It has been called “‘Moneyball’ management.” Employers, especially at larger companies, increasingly are using extensive psychological test results to select candidates to fill management positions. And supplying these tests is a growing industry.
Overall, the process does resemble the data gathering and statistical analysis made famous by the Oakland Athletics baseball team and the book and movie “Moneyball.” There are several differences, though, and they are significant.
In both the baseball and management forms of “Moneyball,” analysts refine a mound of statistics to see how well the subject — potential player or corporate manager — fits the profile of successful individuals. Some tests make extensive use of algorithms in the interpretation process, and in both cases there is a considerable amount of statistical manipulation.
One of the differences is right up front: the system design and purpose. The original “Moneyball” system was devised to help so-called small-market (lower-budget) Major League Baseball teams to compete successfully with the league’s heavyweights. It was designed to identify skilled but undervalued players so they could be acquired at affordable costs.
The management “Moneyball” recruiting system’s purpose is very different. Rather than identifying good prospects from a large pool, it is designed to avoid the expensive mistakes in candidate hiring that result in subsequent poor performance as managers.
Another difference, a crucial one, is in the data itself. In the case of “Moneyball” in baseball, the statistics are compiled from a player’s performance in actual games. The management version, by contrast, uses proxy variables — in this case, statistics derived from responses to questions.
It could turn out that the management system’s proxy variables are a better predictor than the player’s performance statistics. After all, there is a big difference between minor league and major league baseball. Major league history is padded with large numbers of unsuccessful players who couldn’t hit a “big league curveball” and triple-digit pitching “phenoms” who couldn’t keep the ball away from the middle of the plate.
The predictive shortcomings of the baseball system’s performance data aren’t a good reason to justify blind faith in the management “Moneyball” system’s proxy data. We shouldn’t assume that it is better just because it is different.
Relying on psychological profiling to sort out the likely failures and identify “keeper” candidates is not a bad idea at all, but businesses should keep it in perspective. And that means recognizing the risk that the tests aren’t providing the data you need.
In fact, with management “Moneyball” there is a real risk that what is being tested is not the candidate as much as the candidate’s education and his or her ability to navigate and “game” the test. Some management programs, for example, are very closely tuned in to what corporate employers want in their recruits. The result is that candidates who are prepared with that information will adjust their test responses to reflect their knowledge of what is wanted by the hiring companies.
The test results may also be skewed by raising a generation of students that is very experienced at taking and gaming tests — and that would be particularly true of students with post-high-school educations. Skilled test designers and evaluators are very good at anti-gaming tools, but it is something worth discussing with test vendors before adopting a “Moneyball” type of test system.
Another factor that should be taken into account is the effectiveness of baseball’s “Moneyball.” The Oakland Athletics are still a long way from a World Series win, and “Moneyball” has not proven to be better than the human-based scouting system in identifying player potential.
The lesson that businesses should derive from baseball’s “Moneyball” experience is that the combination of statistical manipulation and artificial intelligence can provide some information that is useful in decision making. It just isn’t effective enough to replace that process.
Taking that lesson to heart, many companies, large and small, can save themselves a considerable amount of time and money by thinking through their management problem and its sources. If the issue is the performance and overall quality of new hires for management positions, and there is solid evidence that the candidate selection process is to blame, then some form of management “Moneyball” may help solve the problem.

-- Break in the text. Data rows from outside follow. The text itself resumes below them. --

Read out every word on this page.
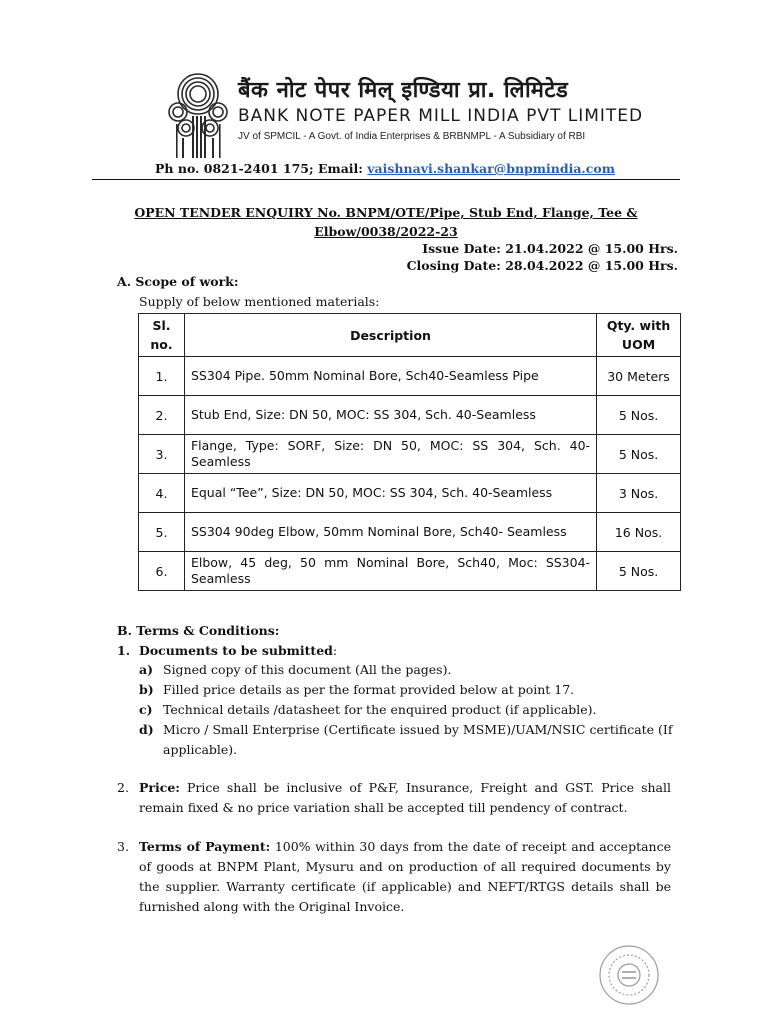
बैंक नोट पेपर मिल् इण्डिया प्रा. लिमिटेड
BANK NOTE PAPER MILL INDIA PVT LIMITED
JV of SPMCIL - A Govt. of India Enterprises & BRBNMPL - A Subsidiary of RBI
Ph no. 0821-2401 175; Email: vaishnavi.shankar@bnpmindia.com
OPEN TENDER ENQUIRY No. BNPM/OTE/Pipe, Stub End, Flange, Tee &
Elbow/0038/2022-23
Issue Date: 21.04.2022 @ 15.00 Hrs.
Closing Date: 28.04.2022 @ 15.00 Hrs.
A. Scope of work:
Supply of below mentioned materials:
Sl. no.	Description	Qty. with UOM
1.	SS304 Pipe. 50mm Nominal Bore, Sch40-Seamless Pipe	30 Meters
2.	Stub End, Size: DN 50, MOC: SS 304, Sch. 40-Seamless	5 Nos.
3.	Flange, Type: SORF, Size: DN 50, MOC: SS 304, Sch. 40-Seamless	5 Nos.
4.	Equal “Tee”, Size: DN 50, MOC: SS 304, Sch. 40-Seamless	3 Nos.
5.	SS304 90deg Elbow, 50mm Nominal Bore, Sch40- Seamless	16 Nos.
6.	Elbow, 45 deg, 50 mm Nominal Bore, Sch40, Moc: SS304-Seamless	5 Nos.
B. Terms & Conditions:
1. Documents to be submitted:
a) Signed copy of this document (All the pages).
b) Filled price details as per the format provided below at point 17.
c) Technical details /datasheet for the enquired product (if applicable).
d) Micro / Small Enterprise (Certificate issued by MSME)/UAM/NSIC certificate (If applicable).
2. Price: Price shall be inclusive of P&F, Insurance, Freight and GST. Price shall remain fixed & no price variation shall be accepted till pendency of contract.
3. Terms of Payment: 100% within 30 days from the date of receipt and acceptance of goods at BNPM Plant, Mysuru and on production of all required documents by the supplier. Warranty certificate (if applicable) and NEFT/RTGS details shall be furnished along with the Original Invoice.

What is equally likely, though, is that the issue is not all about candidate selection. Part of it is about ill-defined and poorly measured management structure, responsibilities and performance.
If a management “Moneyball” system is focused on a replacement CEO, it could be helpful to the board of directors in their selection process. But widespread psychological testing has a long way to go before it proves itself more effective than an a solid, human-based interviewing system.
James McCusker is a Bothell economist, educator and consultant.